Percentage rules: every formula you actually need
Percentages are everywhere — sales, salary increases, VAT, marks, interest rates, tips. The maths is simple, but the four common variants trip people up. Here's each one with a worked South African example.
Updated By the ZACalc team
1. Finding X% of a number
The textbook formula: (percent ÷ 100) × value. Or shift the decimal two places: 15% becomes 0.15.
Example: A R1 200 jacket is on sale at 25% off. The discount is 0.25 × 1 200 = R300, so you pay R900.
2. X is what % of Y (the ratio)
Divide the part by the whole, then multiply by 100: (X ÷ Y) × 100.
Example: You scored 68 out of 80 in a test. (68 ÷ 80) × 100 = 85%.
3. Percentage change (increase or decrease)
((new − old) ÷ old) × 100. A negative answer means a decrease.
Example: Your salary moves from R28 000 to R31 000. ((31 000 − 28 000) ÷ 28 000) × 100 = +10.71%.

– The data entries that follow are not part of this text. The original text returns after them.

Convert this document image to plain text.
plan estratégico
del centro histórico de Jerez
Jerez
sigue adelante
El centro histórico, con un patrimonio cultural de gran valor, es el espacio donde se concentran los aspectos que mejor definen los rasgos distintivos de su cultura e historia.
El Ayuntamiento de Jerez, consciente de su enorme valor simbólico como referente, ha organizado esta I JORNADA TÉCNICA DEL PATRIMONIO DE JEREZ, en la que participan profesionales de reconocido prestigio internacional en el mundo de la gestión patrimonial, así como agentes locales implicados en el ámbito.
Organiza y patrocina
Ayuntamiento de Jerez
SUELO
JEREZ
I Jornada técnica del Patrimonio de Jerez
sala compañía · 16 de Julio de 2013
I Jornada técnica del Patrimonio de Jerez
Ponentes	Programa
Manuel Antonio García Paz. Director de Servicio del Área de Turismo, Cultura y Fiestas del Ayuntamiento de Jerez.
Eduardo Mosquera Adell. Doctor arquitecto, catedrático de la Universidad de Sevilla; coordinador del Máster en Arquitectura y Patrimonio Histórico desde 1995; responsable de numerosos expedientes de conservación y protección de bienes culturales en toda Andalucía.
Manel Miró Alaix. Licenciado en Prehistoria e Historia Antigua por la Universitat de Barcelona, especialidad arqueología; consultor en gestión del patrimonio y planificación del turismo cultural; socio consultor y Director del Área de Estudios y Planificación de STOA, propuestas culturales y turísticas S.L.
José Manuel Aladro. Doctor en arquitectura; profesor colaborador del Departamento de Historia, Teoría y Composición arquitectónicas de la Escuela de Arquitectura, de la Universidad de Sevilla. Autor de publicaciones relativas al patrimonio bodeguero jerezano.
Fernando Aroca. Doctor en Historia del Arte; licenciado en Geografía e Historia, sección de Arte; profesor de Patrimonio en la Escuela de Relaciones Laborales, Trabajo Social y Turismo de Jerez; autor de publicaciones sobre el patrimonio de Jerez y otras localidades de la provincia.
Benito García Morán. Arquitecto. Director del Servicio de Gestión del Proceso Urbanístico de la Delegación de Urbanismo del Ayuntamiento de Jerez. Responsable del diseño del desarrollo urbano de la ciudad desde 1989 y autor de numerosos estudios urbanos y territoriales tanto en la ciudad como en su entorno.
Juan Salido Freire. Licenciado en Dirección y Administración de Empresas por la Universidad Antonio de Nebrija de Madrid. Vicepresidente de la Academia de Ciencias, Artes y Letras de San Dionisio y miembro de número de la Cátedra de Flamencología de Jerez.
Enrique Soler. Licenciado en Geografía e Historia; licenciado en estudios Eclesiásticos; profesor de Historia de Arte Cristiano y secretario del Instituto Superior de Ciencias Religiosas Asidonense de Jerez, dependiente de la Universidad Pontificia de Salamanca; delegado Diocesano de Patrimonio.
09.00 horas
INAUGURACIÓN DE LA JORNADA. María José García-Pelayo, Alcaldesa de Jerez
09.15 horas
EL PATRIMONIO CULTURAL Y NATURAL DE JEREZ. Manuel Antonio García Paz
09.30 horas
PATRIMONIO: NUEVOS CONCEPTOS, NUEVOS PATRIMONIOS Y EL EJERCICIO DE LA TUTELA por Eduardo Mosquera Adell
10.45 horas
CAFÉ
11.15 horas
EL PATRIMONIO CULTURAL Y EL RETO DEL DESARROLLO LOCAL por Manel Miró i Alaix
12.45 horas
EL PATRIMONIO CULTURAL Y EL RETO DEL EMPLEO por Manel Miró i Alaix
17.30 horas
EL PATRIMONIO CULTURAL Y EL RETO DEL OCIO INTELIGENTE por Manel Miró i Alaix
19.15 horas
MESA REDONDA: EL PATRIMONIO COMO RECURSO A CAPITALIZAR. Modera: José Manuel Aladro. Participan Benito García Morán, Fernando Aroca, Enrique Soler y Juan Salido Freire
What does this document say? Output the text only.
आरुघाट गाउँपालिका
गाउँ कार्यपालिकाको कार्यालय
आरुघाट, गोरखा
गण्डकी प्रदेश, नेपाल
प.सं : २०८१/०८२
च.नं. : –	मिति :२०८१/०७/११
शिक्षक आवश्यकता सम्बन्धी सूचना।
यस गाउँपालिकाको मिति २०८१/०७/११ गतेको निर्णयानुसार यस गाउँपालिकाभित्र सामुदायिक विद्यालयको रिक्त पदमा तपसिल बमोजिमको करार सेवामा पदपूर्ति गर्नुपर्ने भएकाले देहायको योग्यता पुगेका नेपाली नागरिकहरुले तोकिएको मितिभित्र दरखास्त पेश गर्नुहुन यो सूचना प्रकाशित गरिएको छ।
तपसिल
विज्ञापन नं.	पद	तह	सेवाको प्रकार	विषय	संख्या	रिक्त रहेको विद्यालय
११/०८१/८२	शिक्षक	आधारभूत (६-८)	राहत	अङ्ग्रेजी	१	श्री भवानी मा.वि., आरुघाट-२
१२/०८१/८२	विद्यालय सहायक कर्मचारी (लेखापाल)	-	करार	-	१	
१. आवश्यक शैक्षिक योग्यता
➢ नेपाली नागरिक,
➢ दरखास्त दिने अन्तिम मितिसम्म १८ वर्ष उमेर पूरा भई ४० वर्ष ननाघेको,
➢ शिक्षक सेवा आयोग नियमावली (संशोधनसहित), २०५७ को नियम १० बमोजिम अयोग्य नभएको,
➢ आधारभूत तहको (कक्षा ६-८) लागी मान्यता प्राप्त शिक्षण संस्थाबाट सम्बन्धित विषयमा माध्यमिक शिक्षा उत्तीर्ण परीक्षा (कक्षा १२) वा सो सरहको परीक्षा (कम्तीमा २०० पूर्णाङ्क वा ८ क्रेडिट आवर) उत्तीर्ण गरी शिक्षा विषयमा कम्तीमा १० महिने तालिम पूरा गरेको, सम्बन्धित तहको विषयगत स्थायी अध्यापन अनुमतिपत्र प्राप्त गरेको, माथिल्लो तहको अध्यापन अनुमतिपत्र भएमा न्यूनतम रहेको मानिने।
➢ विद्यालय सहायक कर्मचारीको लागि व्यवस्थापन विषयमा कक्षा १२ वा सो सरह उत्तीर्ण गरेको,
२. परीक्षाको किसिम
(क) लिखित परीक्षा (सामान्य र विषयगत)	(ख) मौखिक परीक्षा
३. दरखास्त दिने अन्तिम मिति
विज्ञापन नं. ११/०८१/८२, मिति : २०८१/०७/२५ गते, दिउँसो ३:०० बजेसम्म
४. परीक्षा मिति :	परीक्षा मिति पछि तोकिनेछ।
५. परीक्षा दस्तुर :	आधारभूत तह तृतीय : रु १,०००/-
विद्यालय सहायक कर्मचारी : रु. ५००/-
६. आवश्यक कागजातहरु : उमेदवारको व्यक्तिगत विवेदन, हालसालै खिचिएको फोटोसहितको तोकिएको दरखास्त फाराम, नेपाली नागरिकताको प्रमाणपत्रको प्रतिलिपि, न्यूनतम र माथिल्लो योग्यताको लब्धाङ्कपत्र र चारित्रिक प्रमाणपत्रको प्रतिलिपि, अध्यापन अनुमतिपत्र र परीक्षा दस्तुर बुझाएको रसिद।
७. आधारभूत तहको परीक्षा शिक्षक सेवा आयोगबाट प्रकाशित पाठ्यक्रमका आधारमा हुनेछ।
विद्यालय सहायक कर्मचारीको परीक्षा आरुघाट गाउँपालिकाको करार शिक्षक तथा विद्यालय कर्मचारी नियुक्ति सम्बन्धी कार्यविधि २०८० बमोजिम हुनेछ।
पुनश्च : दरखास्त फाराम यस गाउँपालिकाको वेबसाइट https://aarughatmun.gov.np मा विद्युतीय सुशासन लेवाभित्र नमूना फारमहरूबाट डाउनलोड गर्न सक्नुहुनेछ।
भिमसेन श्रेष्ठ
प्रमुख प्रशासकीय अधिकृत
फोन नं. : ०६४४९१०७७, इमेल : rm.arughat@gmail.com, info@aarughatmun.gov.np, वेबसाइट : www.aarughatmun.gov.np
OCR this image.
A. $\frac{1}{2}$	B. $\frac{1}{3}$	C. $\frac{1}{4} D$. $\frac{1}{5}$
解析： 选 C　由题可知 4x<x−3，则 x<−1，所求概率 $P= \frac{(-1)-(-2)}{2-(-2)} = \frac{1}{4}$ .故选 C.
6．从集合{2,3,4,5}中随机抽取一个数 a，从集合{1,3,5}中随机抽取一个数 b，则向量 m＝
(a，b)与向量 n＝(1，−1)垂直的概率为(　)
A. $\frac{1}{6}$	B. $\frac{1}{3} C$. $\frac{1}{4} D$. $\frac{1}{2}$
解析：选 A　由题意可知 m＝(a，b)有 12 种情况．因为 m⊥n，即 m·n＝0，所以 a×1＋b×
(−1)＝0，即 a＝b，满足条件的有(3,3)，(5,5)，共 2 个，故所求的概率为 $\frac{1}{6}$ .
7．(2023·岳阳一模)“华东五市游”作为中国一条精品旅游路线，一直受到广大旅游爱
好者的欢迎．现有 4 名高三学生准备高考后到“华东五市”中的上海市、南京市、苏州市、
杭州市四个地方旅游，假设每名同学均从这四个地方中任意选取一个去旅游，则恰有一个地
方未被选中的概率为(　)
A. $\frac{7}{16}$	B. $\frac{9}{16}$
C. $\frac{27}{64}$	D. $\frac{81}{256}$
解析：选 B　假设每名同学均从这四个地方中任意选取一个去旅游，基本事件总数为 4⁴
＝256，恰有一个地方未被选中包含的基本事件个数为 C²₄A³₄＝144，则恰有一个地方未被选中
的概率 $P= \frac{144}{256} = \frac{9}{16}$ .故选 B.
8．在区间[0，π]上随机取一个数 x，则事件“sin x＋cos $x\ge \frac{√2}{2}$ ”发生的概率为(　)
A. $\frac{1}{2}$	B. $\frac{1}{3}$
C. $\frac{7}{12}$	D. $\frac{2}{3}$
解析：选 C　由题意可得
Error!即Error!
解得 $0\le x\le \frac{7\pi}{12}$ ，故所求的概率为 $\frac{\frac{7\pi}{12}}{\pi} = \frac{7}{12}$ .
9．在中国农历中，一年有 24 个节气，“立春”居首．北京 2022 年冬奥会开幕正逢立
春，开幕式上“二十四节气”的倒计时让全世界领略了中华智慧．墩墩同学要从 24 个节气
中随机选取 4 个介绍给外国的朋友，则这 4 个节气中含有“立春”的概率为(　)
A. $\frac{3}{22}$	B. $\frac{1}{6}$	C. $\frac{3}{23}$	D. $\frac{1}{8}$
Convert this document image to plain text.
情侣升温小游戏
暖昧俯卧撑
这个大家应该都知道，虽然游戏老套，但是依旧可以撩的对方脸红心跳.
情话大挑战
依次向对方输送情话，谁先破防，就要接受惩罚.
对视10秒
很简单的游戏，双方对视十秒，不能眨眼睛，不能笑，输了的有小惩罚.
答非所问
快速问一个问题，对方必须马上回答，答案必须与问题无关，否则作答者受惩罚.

4. Reversing a percentage (the VAT trick)
The classic mistake: a price includes 15% VAT, you want the original. Don't subtract 15% — divide by 1.15. Original = total ÷ (1 + rate).
Example: A till slip shows R230 including VAT. Original = 230 ÷ 1.15 = R200. VAT portion = R30. Subtracting "15% of R230" gives R195.50, which is wrong.
Quick mental shortcuts
- 10% — move the decimal one place left.
- 5% — half of 10%.
- 20% — double 10%.
- 15% tip — 10% + half of 10%.
- VAT (15%) — multiply by 0.15 to add, divide by 1.15 to extract.
Compounding warning
A 10% rise followed by a 10% fall does not get you back to where you started. R1 000 → +10% = R1 100 → −10% = R990. Always re-base the percentage on the new value.